Mais est-ce bien sa soeur ? Est-ce bien le bus 39 qui va de la Gare à la Cité des 3 Fontaines en passant par l'Hôtel de Ville ? de retour au château, il retrouve Véra qui lui dit n'être pas sortie. Véra ne sort plus jamais depuis vingt ans, depuis la mort de leurs parents dans un accident de voiture. Et Véra lui affirme qu'il ne peut s'agir du bus n°39. Véra brutalement jette le doute sur tout ce que voit Octave, et, par rebond, sur tout ce qu'il raconte, donc sur toute l'histoire, donc sur tout ce que lit le lecteur.... le lecteur qui ne sait plus à qui faire confiance.
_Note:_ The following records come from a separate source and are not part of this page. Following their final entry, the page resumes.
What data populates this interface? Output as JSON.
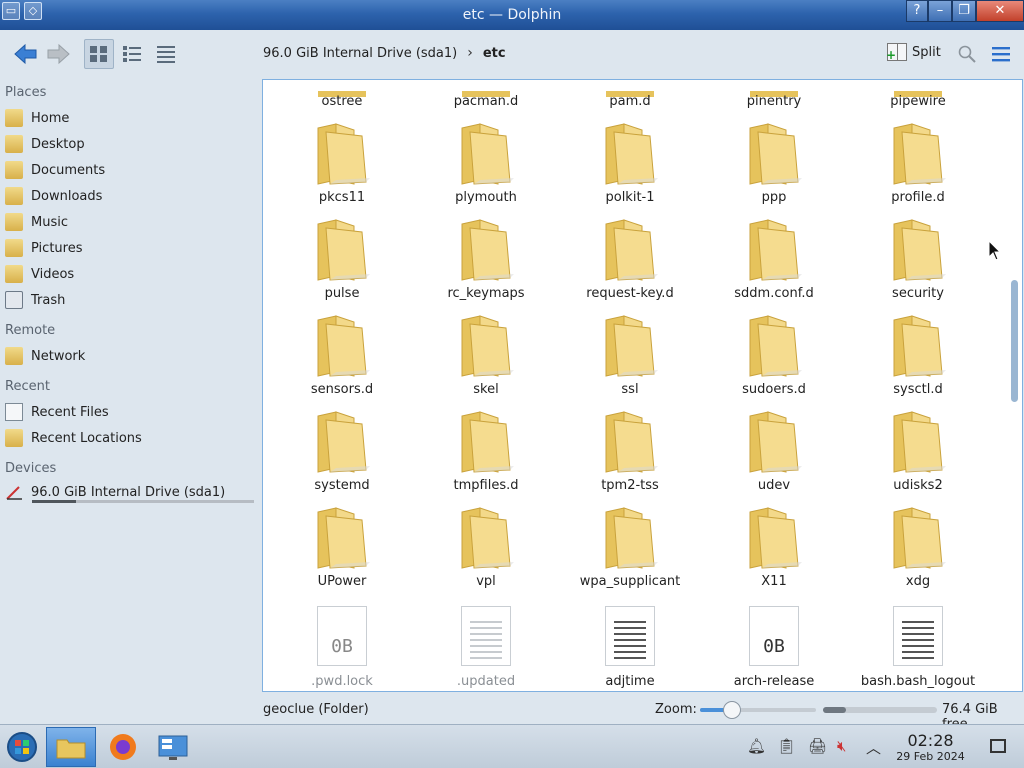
{
  "window": {
    "title": "etc — Dolphin"
  },
  "toolbar": {
    "breadcrumb": [
      "96.0 GiB Internal Drive (sda1)",
      "etc"
    ],
    "split_label": "Split"
  },
  "sidebar": {
    "places_heading": "Places",
    "places": [
      "Home",
      "Desktop",
      "Documents",
      "Downloads",
      "Music",
      "Pictures",
      "Videos",
      "Trash"
    ],
    "remote_heading": "Remote",
    "remote": [
      "Network"
    ],
    "recent_heading": "Recent",
    "recent": [
      "Recent Files",
      "Recent Locations"
    ],
    "devices_heading": "Devices",
    "devices": [
      "96.0 GiB Internal Drive (sda1)"
    ],
    "drive_usage_fraction": 0.2
  },
  "files": {
    "partial_row": [
      "ostree",
      "pacman.d",
      "pam.d",
      "pinentry",
      "pipewire"
    ],
    "rows": [
      [
        "pkcs11",
        "plymouth",
        "polkit-1",
        "ppp",
        "profile.d"
      ],
      [
        "pulse",
        "rc_keymaps",
        "request-key.d",
        "sddm.conf.d",
        "security"
      ],
      [
        "sensors.d",
        "skel",
        "ssl",
        "sudoers.d",
        "sysctl.d"
      ],
      [
        "systemd",
        "tmpfiles.d",
        "tpm2-tss",
        "udev",
        "udisks2"
      ],
      [
        "UPower",
        "vpl",
        "wpa_supplicant",
        "X11",
        "xdg"
      ]
    ],
    "last_row": [
      {
        "name": ".pwd.lock",
        "kind": "empty",
        "badge": "0B",
        "hidden": true
      },
      {
        "name": ".updated",
        "kind": "text",
        "hidden": true
      },
      {
        "name": "adjtime",
        "kind": "text",
        "hidden": false
      },
      {
        "name": "arch-release",
        "kind": "empty",
        "badge": "0B",
        "hidden": false
      },
      {
        "name": "bash.bash_logout",
        "kind": "text",
        "hidden": false
      }
    ]
  },
  "statusbar": {
    "selection_text": "geoclue (Folder)",
    "zoom_label": "Zoom:",
    "zoom_fraction": 0.28,
    "free_space_text": "76.4 GiB free",
    "disk_used_fraction": 0.2
  },
  "taskbar": {
    "time": "02:28",
    "date": "29 Feb 2024"
  },
  "colors": {
    "accent": "#3b82d0",
    "folder": "#e8c65e",
    "background": "#dde6ee"
  }
}
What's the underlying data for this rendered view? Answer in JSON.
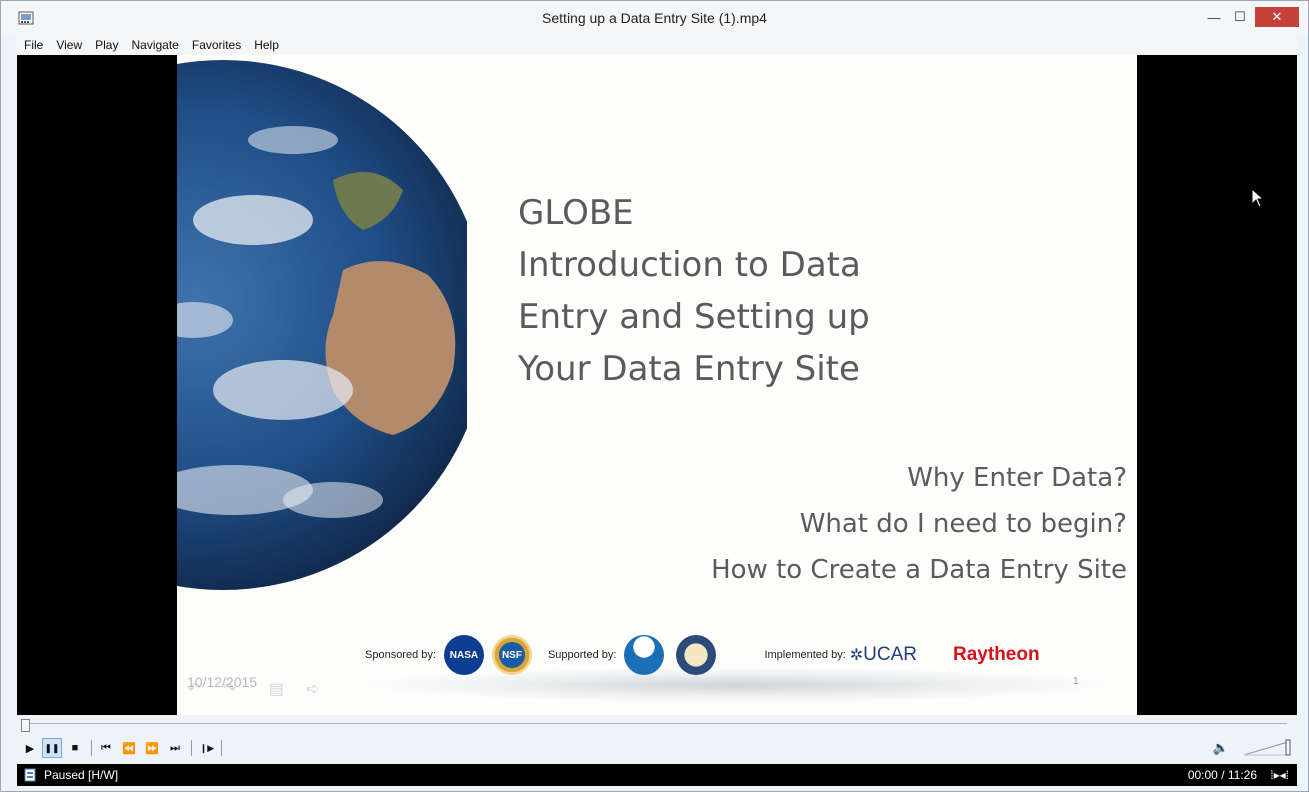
{
  "window": {
    "title": "Setting up a Data Entry Site (1).mp4",
    "minimize_glyph": "—",
    "maximize_glyph": "☐",
    "close_glyph": "✕"
  },
  "menu": [
    "File",
    "View",
    "Play",
    "Navigate",
    "Favorites",
    "Help"
  ],
  "slide": {
    "title_lines": [
      "GLOBE",
      "Introduction to Data",
      "Entry and Setting up",
      "Your Data Entry Site"
    ],
    "bullets": [
      "Why Enter Data?",
      "What do I need to begin?",
      "How to Create a Data Entry Site"
    ],
    "sponsored_by": "Sponsored by:",
    "supported_by": "Supported by:",
    "implemented_by": "Implemented by:",
    "ucar": "UCAR",
    "raytheon": "Raytheon",
    "nasa": "NASA",
    "nsf": "NSF",
    "date": "10/12/2015",
    "page_number": "1"
  },
  "playback": {
    "progress_fraction": 0.0,
    "play_glyph": "▶",
    "pause_glyph": "❚❚",
    "stop_glyph": "■",
    "prev_glyph": "⏮",
    "rewind_glyph": "⏪",
    "forward_glyph": "⏩",
    "next_glyph": "⏭",
    "frame_step_glyph": "❙▶",
    "volume_glyph": "🔈"
  },
  "status": {
    "state": "Paused [H/W]",
    "time": "00:00 / 11:26",
    "eq_glyph": "⁞▸◂⁞"
  },
  "colors": {
    "close_red": "#c7413b",
    "raytheon_red": "#d4121c",
    "active_button": "#cde3f7"
  }
}
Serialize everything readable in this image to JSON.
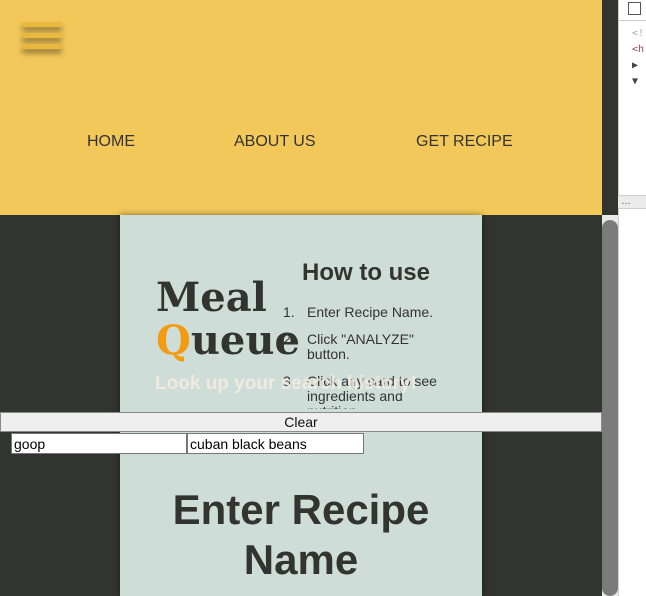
{
  "nav": {
    "home": "HOME",
    "about": "ABOUT US",
    "get_recipe": "GET RECIPE"
  },
  "logo": {
    "line1": "Meal",
    "q_letter": "Q",
    "line2_rest": "ueue"
  },
  "how_to": {
    "title": "How to use",
    "steps": [
      {
        "num": "1.",
        "text": "Enter Recipe Name."
      },
      {
        "num": "2.",
        "text": "Click \"ANALYZE\" button."
      },
      {
        "num": "3.",
        "text": "Click any card to see ingredients and nutrition."
      }
    ]
  },
  "search_history": {
    "heading": "Look up your search history!",
    "clear_label": "Clear",
    "items": [
      "goop",
      "cuban black beans"
    ]
  },
  "main": {
    "enter_title": "Enter Recipe Name"
  },
  "devtools": {
    "lines": [
      "<!",
      "<h",
      "▶",
      "▼"
    ],
    "split": "…"
  },
  "colors": {
    "header_bg": "#f3c85a",
    "page_bg": "#323432",
    "panel_bg": "#cfddd8",
    "accent": "#f39c12"
  }
}
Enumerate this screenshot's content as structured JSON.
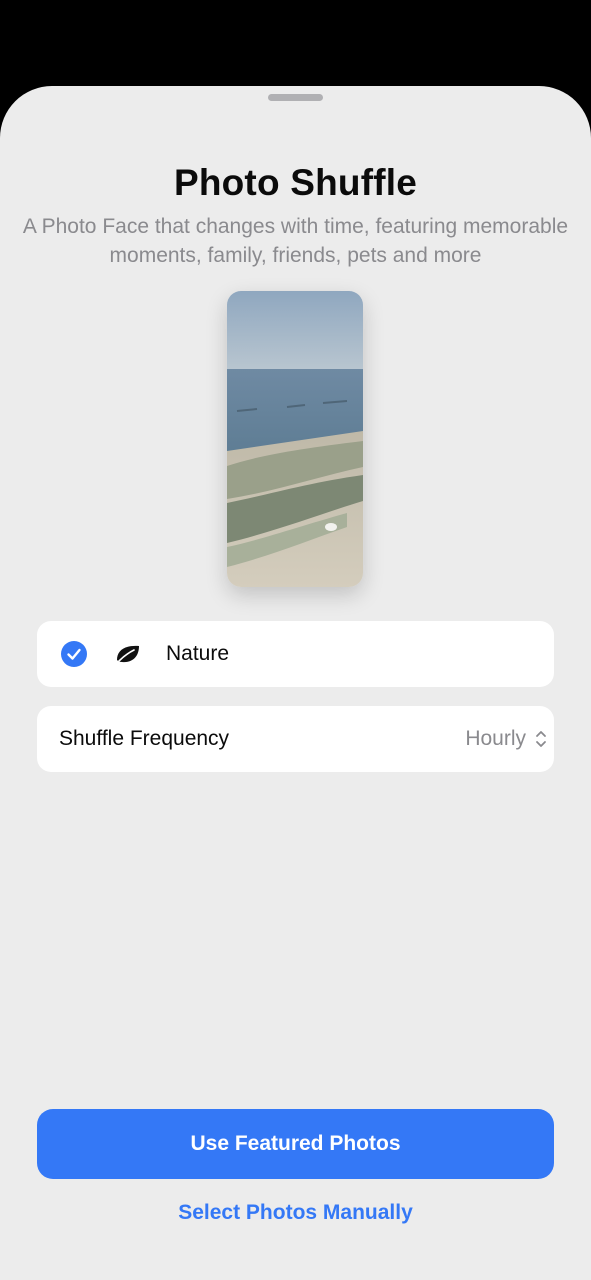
{
  "sheet": {
    "title": "Photo Shuffle",
    "subtitle": "A Photo Face that changes with time, featuring memorable moments, family, friends, pets and more"
  },
  "preview": {
    "subject": "shoreline photo preview"
  },
  "categories": [
    {
      "label": "Nature",
      "selected": true,
      "icon": "leaf-icon"
    }
  ],
  "shuffle": {
    "label": "Shuffle Frequency",
    "value": "Hourly"
  },
  "actions": {
    "primary_label": "Use Featured Photos",
    "secondary_label": "Select Photos Manually"
  },
  "colors": {
    "accent": "#3478f6",
    "sheet_background": "#ececec",
    "card_background": "#ffffff",
    "secondary_text": "#8a8a8e"
  }
}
Ce château est-il bien un château ou une construction imaginaire de l'esprit dérangé d'Octave ? Ou encore la métaphore de la relation incestueuse entre Véra et lui ? Ou un hôpital psychiatrique où Octave est enfermé ? Qui est vivant ? Qui est mort ? Qui est fou ?
Octave narre son histoire de manière obsessionnelle, en litanies répétitives qui créent une nasse, une toile d'araignée labyrinthique où semble être emprisonné son esprit.
L'intertextualité du roman nous incite à l'interpréter comme un hommage aux romans gothiques du XIXème siècle. de ces romans qui nous laissent perplexes, intrigués devant l'absence de réponse et devant cette "inquiétante étrangeté" freudienne reprise par la littérature fantastique. Ce sont peut-être les photos de
Thomas Eakins, placées en fin d'ouvrage qui nous apportent une possible clé d'interprétation. Sorties du contexte du roman d'
Emmanuel Régniez, elles ne montrent que des portraits et des scènes quotidiennes de la fin du XIXème siècle. Mais placées à cet endroit, tout se passe comme s'il y avait contamination mutuelle : elles nous apparaissent nimbées de l'atmosphère mystérieuse que le roman fait rejaillir sur elles...
Si bien que j'ai lu "
Notre château" comme un habile exercice de style, très bien mené et écrit, qui instaure une complicité avec le lecteur consentant. Un jeu intellectuel intéressant mais sans réel enjeu finalement.